In the ninth and tenth centuries Sardinia had a try at going it alone. The island was divided into "judgeships" (giudicati), autonomous units ruled by an hereditary patriarch or "judge". There existed side by side the idea of private property and collective land set aside for cultivation by the poorer classes. In modern terms, it might be said to have been sort of an experiment with "agrarian democracy". It is a period which lasted for about two hundred years and one which still fascinates scholars.
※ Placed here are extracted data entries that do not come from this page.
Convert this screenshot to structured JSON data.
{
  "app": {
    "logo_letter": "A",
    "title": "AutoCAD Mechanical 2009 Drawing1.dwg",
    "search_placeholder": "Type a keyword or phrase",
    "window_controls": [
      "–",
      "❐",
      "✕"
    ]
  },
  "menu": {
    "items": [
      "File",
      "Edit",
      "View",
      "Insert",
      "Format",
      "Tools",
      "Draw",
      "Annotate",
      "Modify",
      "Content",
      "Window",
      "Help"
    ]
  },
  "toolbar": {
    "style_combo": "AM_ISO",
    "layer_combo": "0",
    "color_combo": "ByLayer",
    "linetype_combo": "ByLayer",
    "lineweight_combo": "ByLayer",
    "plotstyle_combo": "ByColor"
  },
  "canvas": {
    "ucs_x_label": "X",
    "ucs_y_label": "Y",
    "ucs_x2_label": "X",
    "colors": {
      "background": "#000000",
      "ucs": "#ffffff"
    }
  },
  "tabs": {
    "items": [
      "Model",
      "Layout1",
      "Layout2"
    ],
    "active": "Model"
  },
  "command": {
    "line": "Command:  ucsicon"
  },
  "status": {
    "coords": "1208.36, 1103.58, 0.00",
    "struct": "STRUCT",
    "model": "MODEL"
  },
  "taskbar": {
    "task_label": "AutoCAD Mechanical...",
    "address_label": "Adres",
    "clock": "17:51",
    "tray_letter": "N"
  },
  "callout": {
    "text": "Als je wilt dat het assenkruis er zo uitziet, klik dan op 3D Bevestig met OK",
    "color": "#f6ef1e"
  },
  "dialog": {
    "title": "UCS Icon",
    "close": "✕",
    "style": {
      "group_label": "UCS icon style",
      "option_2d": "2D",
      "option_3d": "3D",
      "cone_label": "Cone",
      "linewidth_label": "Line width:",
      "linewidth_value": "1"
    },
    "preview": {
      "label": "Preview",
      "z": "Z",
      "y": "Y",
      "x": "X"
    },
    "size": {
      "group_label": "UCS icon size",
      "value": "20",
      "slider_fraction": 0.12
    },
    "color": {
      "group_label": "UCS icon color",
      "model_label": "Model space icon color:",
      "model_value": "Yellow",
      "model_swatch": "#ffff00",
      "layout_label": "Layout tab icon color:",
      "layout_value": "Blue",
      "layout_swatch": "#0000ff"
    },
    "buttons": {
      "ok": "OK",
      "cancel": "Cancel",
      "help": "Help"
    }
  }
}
In the eleventh century, Arab incursions of the island were finally repelled, but only with the help of the two powerful maritime republics, Pisa and Genova. Pisa, thus, took over Sardinia and ruled until the coming of the Aragonese in the 14th century, and then —after the fusion of Aragon and Castille—the Spanish Empire in the 16th century. With the decline of the Spanish, the island passed briefly into the hands of the Hapsburgs and then in 1720 to the House of Savoy (the future royal family of united Italy). For the next 75 years, the island was a separate kingdom with Savoy monarchs. It was not a particularly good time for the island and led to a brief flirtation with republicanism in 1802 in the wake of the Napoleonic fever gripping Europe. In 1847 the island was incorporated into the Savoy kingdom of Piedmont and its history then joins that of Italy as a whole.
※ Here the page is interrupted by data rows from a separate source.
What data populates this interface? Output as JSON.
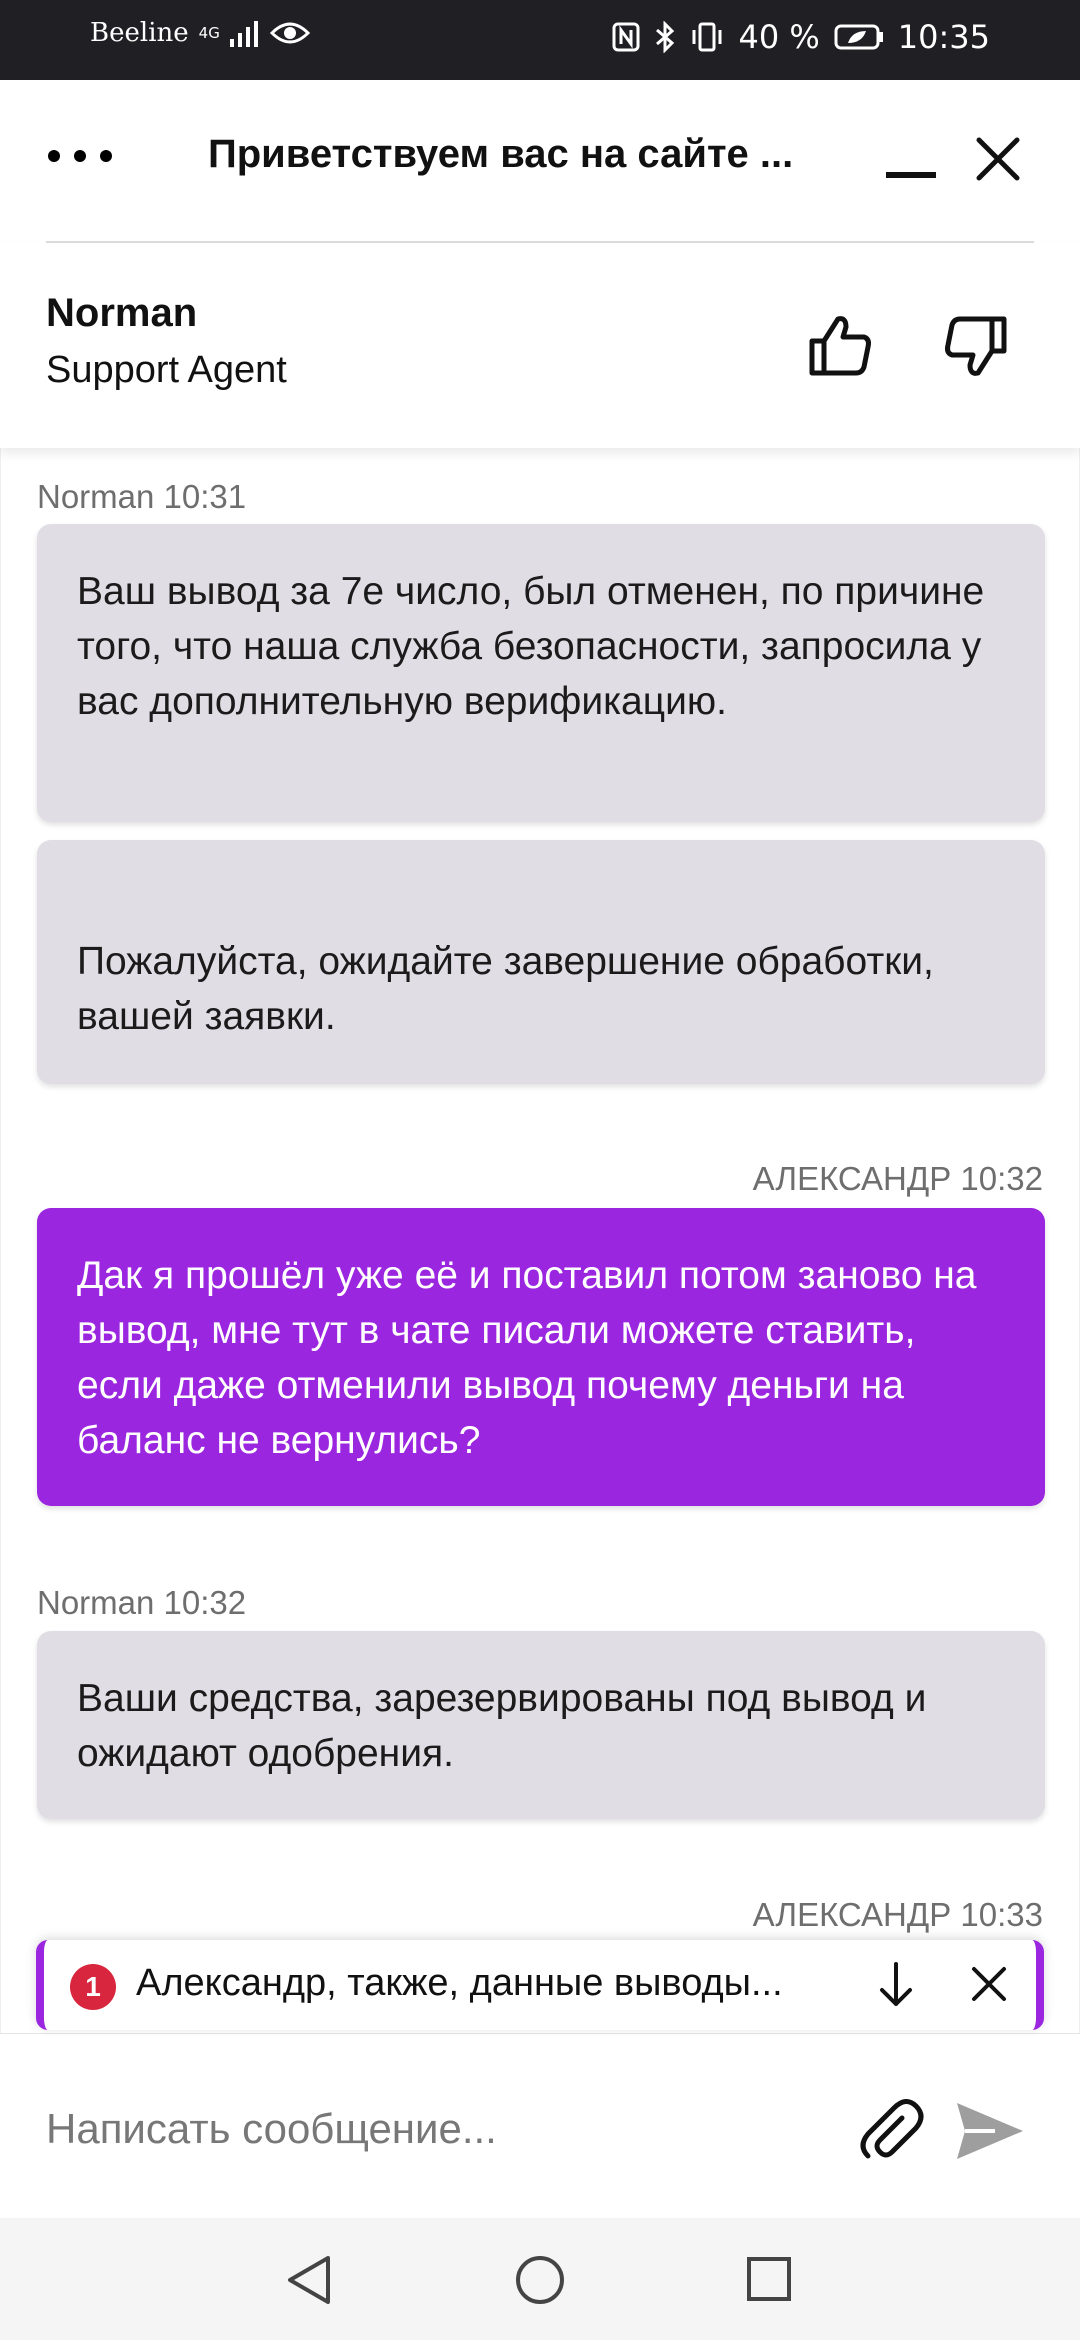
{
  "status_bar": {
    "carrier": "Beeline",
    "network": "4G",
    "battery": "40 %",
    "time": "10:35"
  },
  "header": {
    "title": "Приветствуем вас на сайте ..."
  },
  "agent": {
    "name": "Norman",
    "role": "Support Agent"
  },
  "messages": [
    {
      "meta": "Norman 10:31",
      "text": "Ваш вывод за 7е число, был отменен, по причине того, что наша служба безопасности, запросила у вас дополнительную верификацию."
    },
    {
      "text": "Пожалуйста, ожидайте завершение обработки, вашей заявки."
    },
    {
      "meta": "АЛЕКСАНДР 10:32",
      "text": "Дак я прошёл уже её и поставил потом заново на вывод, мне тут в чате писали можете ставить, если даже отменили вывод почему деньги на баланс не вернулись?"
    },
    {
      "meta": "Norman 10:32",
      "text": "Ваши средства, зарезервированы под вывод и ожидают одобрения."
    },
    {
      "meta": "АЛЕКСАНДР 10:33"
    }
  ],
  "notification": {
    "count": "1",
    "text": "Александр, также, данные выводы..."
  },
  "composer": {
    "placeholder": "Написать сообщение..."
  },
  "colors": {
    "accent": "#9b26e0",
    "agent_bubble": "#e1dde5",
    "badge": "#d7263d",
    "status_bar": "#1f1f24"
  }
}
Italy's wholeness has much to do with the activities of her great patriotic hero, Giuseppe Garibaldi, who was rewarded by the new rulers of united Italy with an island for his very own. It is Caprera, joined by bridge to the island of Maddalena off the northern tip of Sardinia. Garibaldi's tomb is on Caprera, and his home there is now a museum which may be visited.
Tourism is one of the most important industries on Sardinia these days. The northern part of the island boasts the second largest city, Sassari, site of one of the most spectacular folk festivals in the Mediterranean, the so-called 'Cavalcata Sarda'. Held on the next-to-last Sunday in May, it is a morning procession of hundreds of costumed participants, many on horseback, from around the island, followed by an evening of dance and song. The northeastern part of the island boasts the famous Costa Smeralda, site of Porto Cervo and its yacht clubs of the stars. The same area is now witnessing a blossoming of time-sharing condos for the less rich and famous.
Interestingly, there are some unconventional ways to be a tourist if you so decide. You might consider agritourism which has been catching on all over Italy recently. This means that instead of plopping yourself down in some hotel or other, you become the guest of working farmers. You, luckily, don't have to work. You pay for room and board with the family and then do what you like. The word is out that it is good traditional fare among friendly people at a reasonable price. The agritourist organization for Sardinia is the Cooperativa allevatrici sarde, located at Via Giotto 4, 09170 Oristano; tel: 0783/78670. Also, much of Sardinia is ideal for hiking and expeditions on horseback, details on which may be had from Sardinia Internal Travel, Porto Cervo, tel. (0789) 92225, as well as from the Centro Turismo Equestre e Agriturismo Ogliastra, S. Maria Navarrese, tel. (0782) 615110. The northern Sardinian port of Olbia is easily reached by overnight ferry from Civitavecchia. There are sailings, as well, from Naples to Cagliari at the southern tip of the island.